After drifting in, I pretty much continued to drift and in just over 5 years I had just over 10 different jobs. I worked in units, day centres, and hostels in assistant nursing, psycho-education and keyworker roles. Mid-way through this period I started to draw on my academic background, and I worked in hospitals, universities, foundations and government agencies in research, training, promotion and funding roles. In retrospect I can see that those biannual shifts occurred when my own conviction (and possibly arrogance) that I could make things better came up against a system that was more concerned with bed-nights and budgets, publications and presentations, form over function, perception over introspection. At these points it was like I could hear echoes of my childhood perspective on people in this profession, telling me I’d only got half way up the hill and it still all smelt like shit.

After much cajoling I took my first tentative steps towards self-employment and began contracting and consulting, and it is this I continue to do with my company Positive Thinking.

One of the main motivations for working independently was, and is, the greater opportunities for freedom of speech. Like all industries, there are constraints and occupational norms within the world of madness – the professional hierarchies and paradigms that must be adhered to, the ‘party line’ which it is expected you will align your toe to. One of the challenges I think mad people working in this area face, and it’s compounded when your role is within the more traditional organisations, is that much of what we see and encounter in the world of madness requires critiquing, often quite strongly and from divergent perspectives. What’s more, we as mad people have to bring to bear opinions that are informed by professional qualifications and experience and personal experience.

To put it simplistically, we often know something needs to be done better not just because:

  • Our text books and study tells us something needs to be done better or that
  • We can identify the need to do something better from our work experience

But also because we know what it’s like for us and people like us to be experiencing this thing that needs to be done better!

It’s not as black and white as I’ve made out – by using the word ‘better’ I have purposefully set this up to be at least partially based on values. To give a personal example, I am no fan of involuntary seclusion – the practice of confining a mad person in isolation against their will, often used when someone is seen as posing a risk to themselves or others. The literature on seclusion can be read both ways, though contemporary thinking consistently challenges its legitimacy on therapeutic and human rights grounds. People who work in places that use seclusion tell me it is often done out of logistical necessity (low staff numbers and restricted space) rather than any treatment preference. And my own experiences of seclusion back this up – it is degrading and punitive and difficult to link in any tangible way to improved mental health or treatment outcomes.

To articulate and advocate on this kind of multi-faceted perspective is difficult – to do so in an occupational environment enshrined in a protective paradigm is difficult and onerous.
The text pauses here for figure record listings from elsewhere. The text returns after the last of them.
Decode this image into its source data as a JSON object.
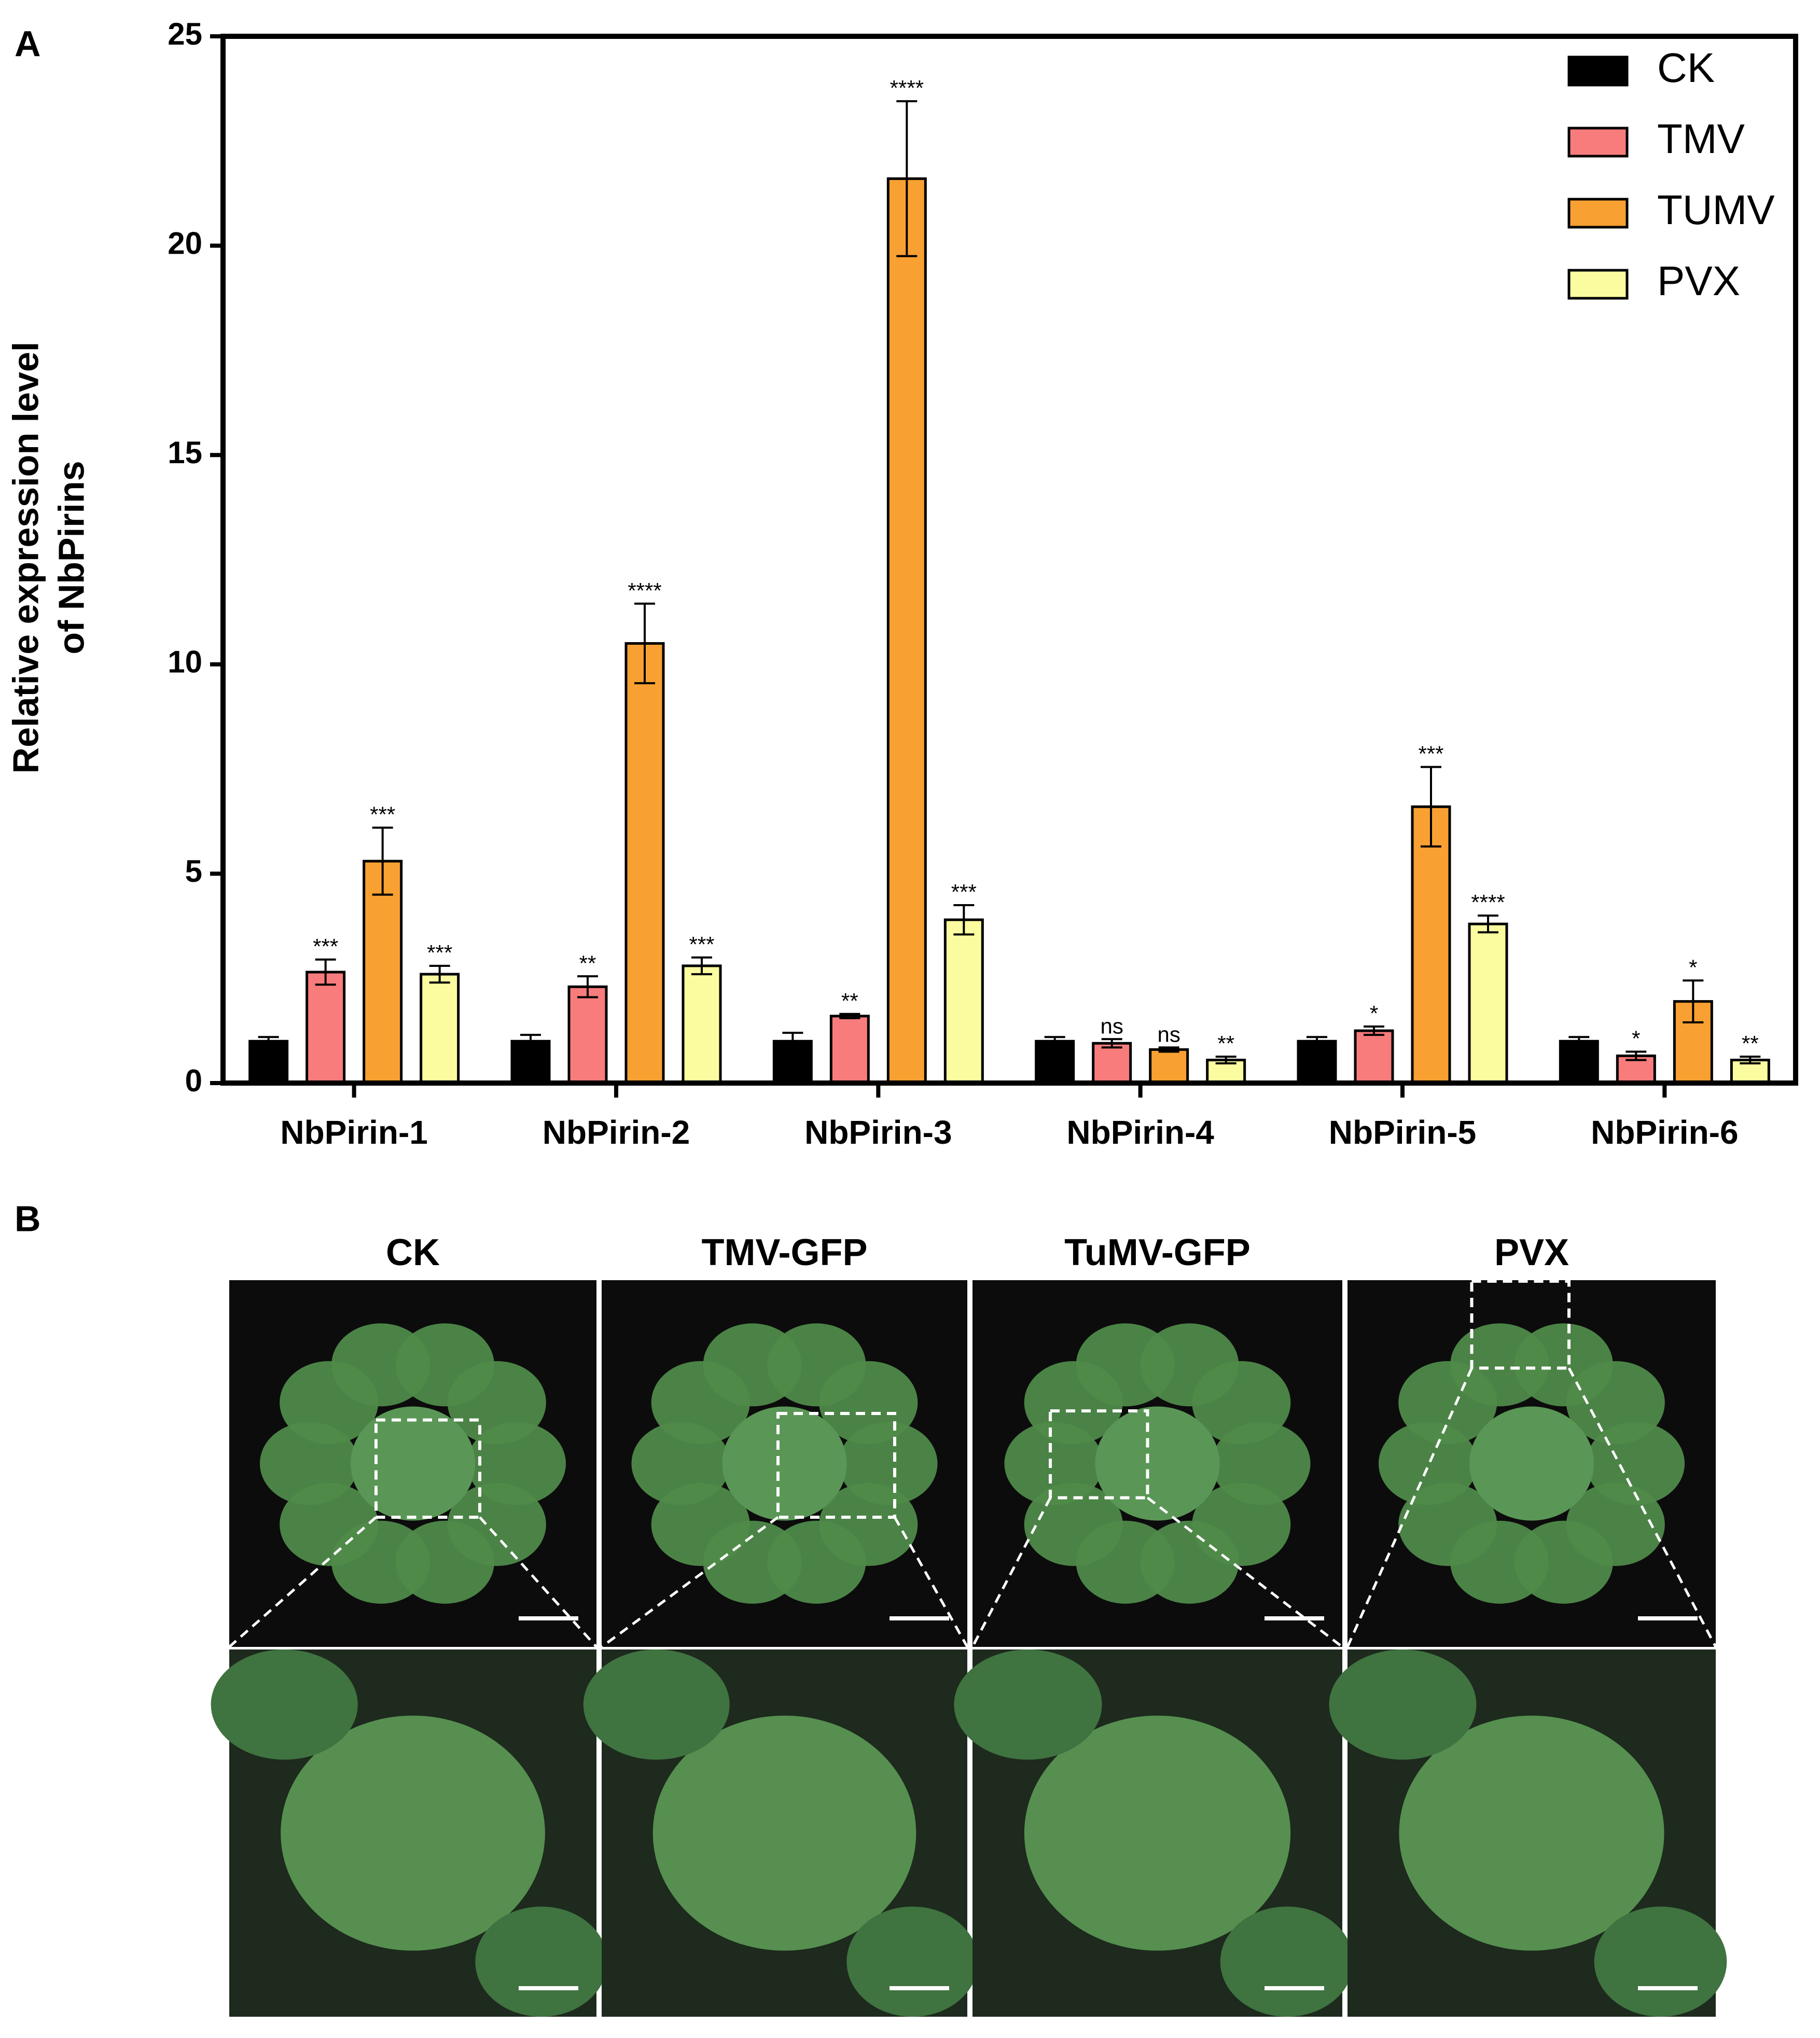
{
  "chart_data": {
    "type": "bar",
    "panel_label": "A",
    "ylabel": [
      "Relative expression level",
      "of NbPirins"
    ],
    "categories": [
      "NbPirin-1",
      "NbPirin-2",
      "NbPirin-3",
      "NbPirin-4",
      "NbPirin-5",
      "NbPirin-6"
    ],
    "series": [
      {
        "name": "CK",
        "color": "#000000",
        "values": [
          1.0,
          1.0,
          1.0,
          1.0,
          1.0,
          1.0
        ],
        "errors": [
          0.1,
          0.15,
          0.2,
          0.1,
          0.1,
          0.1
        ],
        "annotations": [
          null,
          null,
          null,
          null,
          null,
          null
        ]
      },
      {
        "name": "TMV",
        "color": "#f87c7c",
        "values": [
          2.65,
          2.3,
          1.6,
          0.95,
          1.25,
          0.65
        ],
        "errors": [
          0.3,
          0.25,
          0.05,
          0.1,
          0.1,
          0.1
        ],
        "annotations": [
          "***",
          "**",
          "**",
          "ns",
          "*",
          "*"
        ]
      },
      {
        "name": "TUMV",
        "color": "#f9a032",
        "values": [
          5.3,
          10.5,
          21.6,
          0.8,
          6.6,
          1.95
        ],
        "errors": [
          0.8,
          0.95,
          1.85,
          0.05,
          0.95,
          0.5
        ],
        "annotations": [
          "***",
          "****",
          "****",
          "ns",
          "***",
          "*"
        ]
      },
      {
        "name": "PVX",
        "color": "#fbfba0",
        "values": [
          2.6,
          2.8,
          3.9,
          0.55,
          3.8,
          0.55
        ],
        "errors": [
          0.2,
          0.2,
          0.35,
          0.08,
          0.2,
          0.08
        ],
        "annotations": [
          "***",
          "***",
          "***",
          "**",
          "****",
          "**"
        ]
      }
    ],
    "ylim": [
      0,
      25
    ],
    "yticks": [
      0,
      5,
      10,
      15,
      20,
      25
    ],
    "legend": "top-right"
  },
  "panel_b": {
    "label": "B",
    "titles": [
      "CK",
      "TMV-GFP",
      "TuMV-GFP",
      "PVX"
    ]
  }
}
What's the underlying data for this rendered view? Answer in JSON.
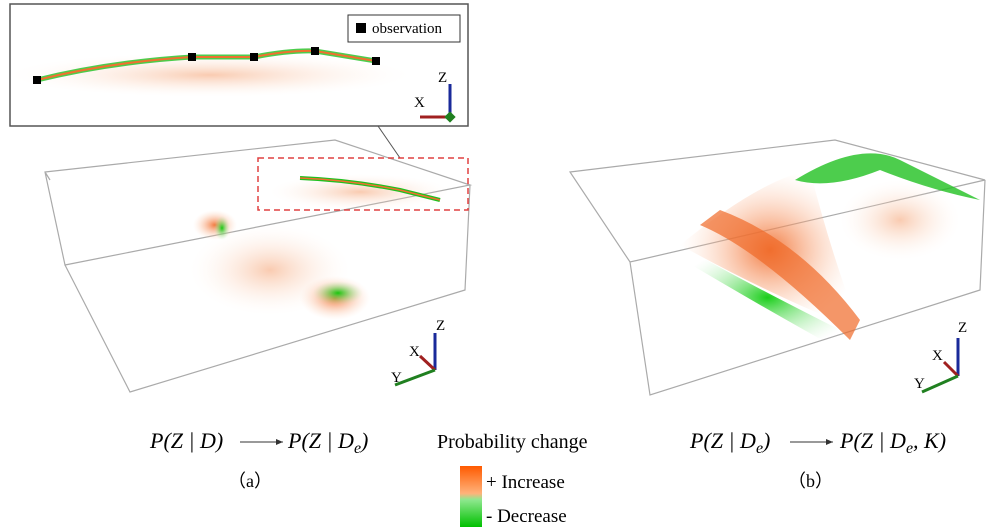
{
  "inset": {
    "legend": "observation",
    "axes": {
      "z": "Z",
      "x": "X"
    }
  },
  "panel_a": {
    "axes": {
      "z": "Z",
      "x": "X",
      "y": "Y"
    },
    "from": "P(Z | D)",
    "to": {
      "text": "P(Z | D",
      "sub": "e",
      "end": ")"
    },
    "label": "（a）"
  },
  "panel_b": {
    "axes": {
      "z": "Z",
      "x": "X",
      "y": "Y"
    },
    "from": {
      "text": "P(Z | D",
      "sub": "e",
      "end": ")"
    },
    "to": {
      "text": "P(Z | D",
      "sub": "e",
      "end": ", K)"
    },
    "label": "（b）"
  },
  "legend": {
    "title": "Probability change",
    "increase": "+ Increase",
    "decrease": "- Decrease"
  }
}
For most mad people working in this field though this is the challenge they face – compelled to work with complex perspectives in an often stifling work-place where their critique is often minimised as complaints. With hindsight, it was no accident that none of my 10+ job titles had an explicit ‘consumer’ or ’service user’ label – I think my self-preservation instincts steered me away from having to provide a mad voice as part of a system that doesn’t want to listen.

Stepping outside of that system, working from a place of independence has enabled me to find that voice, to feel comfortable in blending the professional and the personal. I like the concept of the le bricoleur – a person who ‘makes creative and resourceful use of whatever materials are to hand, regardless of their original purpose’. As a bricoleur I am now able to make sense of my mad work, and my life experiences – the study, the madness, the jobs and even the birthdays and BBQs – can be used in the work I do.

I’m still pushing, but it smells sweeter.